Springsteen could teach Wenner a thing or two
Springsteen could teach Wenner a thing or two (AP)

The truth is, music journalism still isn’t as diverse as it should be. Back when I covered music festivals, the meet and greet PRs always offered my boyfriend the press pass while I got the plus one wristband. When Harrods opened an exhibition of rock guitars, I fought for weeks to get just ONE owned by a woman on display. Eventually, they took an instrument from Joan Armatrading, who told me that focus groups for her label assumed Eric Clapton had knocked out the solos she’d played on her records. At my local newsagent this morning I walked past a row of wrinkled white faces on the covers of magazines I assume are being bought by the same demographic. On my desk, I’ve got The Biographical Dictionary of Popular Music by former GQ editor Dylan Jones, published in 2012. Just 13 per cent of the entries are about female artists.

Nobody in the know would be surprised by Wenner’s sexist and racist attitudes. We should be more surprised by his punishment: removal from the Rock’n’Roll Hall of Fame board. The Hall of Fame has a worse diversity problem than Rolling Stone. Of the 949 people inducted into the Rock Hall since 1986, just 80 have been women. That means that 91.6 per cent of the Rock Hall inductees are men and just 8.4 per cent are women.

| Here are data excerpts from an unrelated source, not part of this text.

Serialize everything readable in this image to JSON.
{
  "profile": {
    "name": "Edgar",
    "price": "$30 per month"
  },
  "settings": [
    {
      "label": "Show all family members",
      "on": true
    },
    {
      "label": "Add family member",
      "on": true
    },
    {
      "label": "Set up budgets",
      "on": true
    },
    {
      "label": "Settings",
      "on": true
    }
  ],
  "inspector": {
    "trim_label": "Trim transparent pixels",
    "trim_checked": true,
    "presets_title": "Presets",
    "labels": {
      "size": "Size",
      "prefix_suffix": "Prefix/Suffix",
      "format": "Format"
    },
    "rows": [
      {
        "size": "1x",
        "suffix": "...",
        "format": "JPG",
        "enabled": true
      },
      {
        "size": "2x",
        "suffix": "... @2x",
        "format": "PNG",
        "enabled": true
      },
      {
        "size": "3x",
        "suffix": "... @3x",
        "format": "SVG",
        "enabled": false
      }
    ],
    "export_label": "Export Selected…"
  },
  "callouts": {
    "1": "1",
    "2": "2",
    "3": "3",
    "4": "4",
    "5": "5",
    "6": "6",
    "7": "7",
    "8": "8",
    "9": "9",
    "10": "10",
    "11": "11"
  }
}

Sixty-nine per cent of inductees are white (with 14 per cent Latinx, 8 per cent Black and 6 per cent Asian). No wonder the kids call it a “Boomer Tomb”.

Wenner has apologised for his comments. He says the interviews featured in his book were meant to “represent an idea of rock’n’roll’s impact on my world; they were not meant to represent the whole of music and its diverse and important originators”. If these are the only artists who’ve made an impact on him, then I guess it’s his, HUGE, loss.